Velduilen jagen bij voorkeur overdag vanuit de lucht. De velduil is gespecialiseerd in de jacht op kleine knaagdieren en jonge vogels, zoals veldmuizen, jonge veldleeuweriken en kuikens van weidevogels.
De velduil is in Nederland een zeer schaarse broedvogel van open gebieden met een graslandbegroeiing of van open moerassen. De nesten worden op de grond gemaakt.
In de jaren 1950 moeten er in Nederland honderden paren velduilen hebben gebroed. In de jaren 1960 en 1970, toen het systematisch inventariseren een grote vlucht nam, werd het aantal broedparen geschat op 60 tot 200. Strenge winters en goede muizenjaren zorgden voor schommelingen. Op de Waddeneilanden en in de droogvallende Flevopolders broedden toen tientallen velduilen.

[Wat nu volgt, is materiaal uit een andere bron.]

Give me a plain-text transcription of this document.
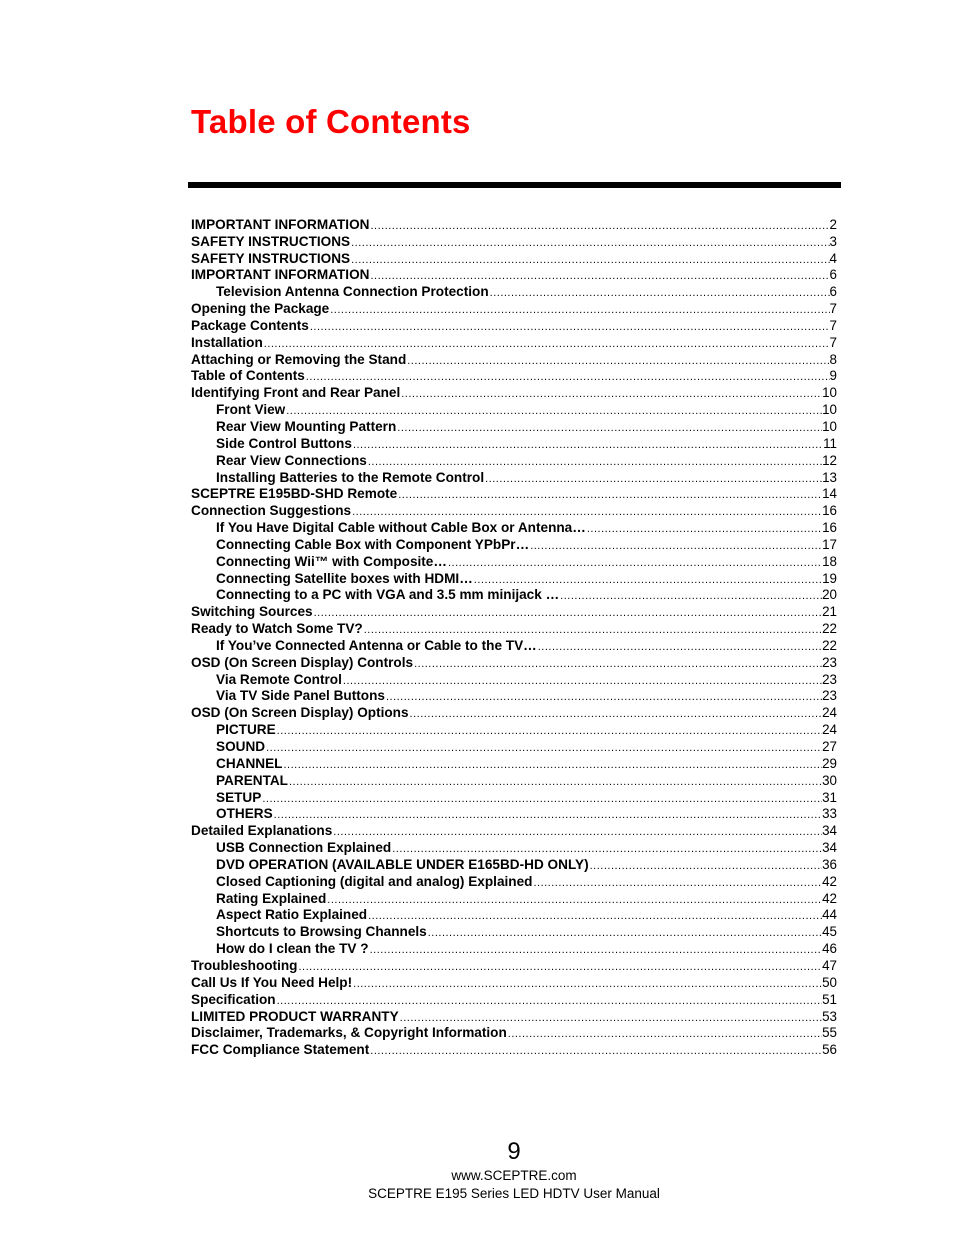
Table of Contents
IMPORTANT INFORMATION .....	2
SAFETY INSTRUCTIONS .....	3
SAFETY INSTRUCTIONS .....	4
IMPORTANT INFORMATION .....	6
Television Antenna Connection Protection .....	6
Opening the Package .....	7
Package Contents .....	7
Installation .....	7
Attaching or Removing the Stand .....	8
Table of Contents .....	9
Identifying Front and Rear Panel .....	10
Front View .....	10
Rear View Mounting Pattern .....	10
Side Control Buttons .....	11
Rear View Connections .....	12
Installing Batteries to the Remote Control .....	13
SCEPTRE E195BD-SHD Remote .....	14
Connection Suggestions .....	16
If You Have Digital Cable without Cable Box or Antenna… .....	16
Connecting Cable Box with Component YPbPr… .....	17
Connecting Wii™ with Composite… .....	18
Connecting Satellite boxes with HDMI… .....	19
Connecting to a PC with VGA and 3.5 mm minijack … .....	20
Switching Sources .....	21
Ready to Watch Some TV? .....	22
If You’ve Connected Antenna or Cable to the TV… .....	22
OSD (On Screen Display) Controls .....	23
Via Remote Control .....	23
Via TV Side Panel Buttons .....	23
OSD (On Screen Display) Options .....	24
PICTURE .....	24
SOUND .....	27
CHANNEL .....	29
PARENTAL .....	30
SETUP .....	31
OTHERS .....	33
Detailed Explanations .....	34
USB Connection Explained .....	34
DVD OPERATION (AVAILABLE UNDER E165BD-HD ONLY) .....	36
Closed Captioning (digital and analog) Explained .....	42
Rating Explained .....	42
Aspect Ratio Explained .....	44
Shortcuts to Browsing Channels .....	45
How do I clean the TV ? .....	46
Troubleshooting .....	47
Call Us If You Need Help! .....	50
Specification .....	51
LIMITED PRODUCT WARRANTY .....	53
Disclaimer, Trademarks, & Copyright Information .....	55
FCC Compliance Statement .....	56
9
www.SCEPTRE.com
SCEPTRE E195 Series LED HDTV User Manual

Omdat velduilen zwerfvogels zijn kunnen hun aantallen buiten het broedseizoen en tijdens de trek sterk variëren. De meeste velduilen zijn buiten het broedseizoen te vinden in het Waddengebied, het Eems-Dollardgebied, de weidegebieden in de provincies Groningen en Friesland en in de duinen en de weidegebieden langs de Noordzeekust. Tijdens een muizenplaag kunnen grote groepen (van veelal jonge) velduilen zich in een overwinteringsgebied verzamelen. Als de omstandigheden in de omgeving van een nieuw overwinteringsgebied voor jonge velduilen gunstig zijn, zoals na de drooglegging van de Flevopolders in de jaren ’60 en ’70 van de vorige eeuw, proberen jonge paartjes velduilen zich daar als broedvogel te vestigen. Velduilen kunnen, net als kiekendieven, als pionierssoorten beschouwd worden omdat ze niet erg honkvast zijn en zich gemakkelijk aanpassen aan de veranderende omstandigheden in kustgebieden en rivierdelta’s.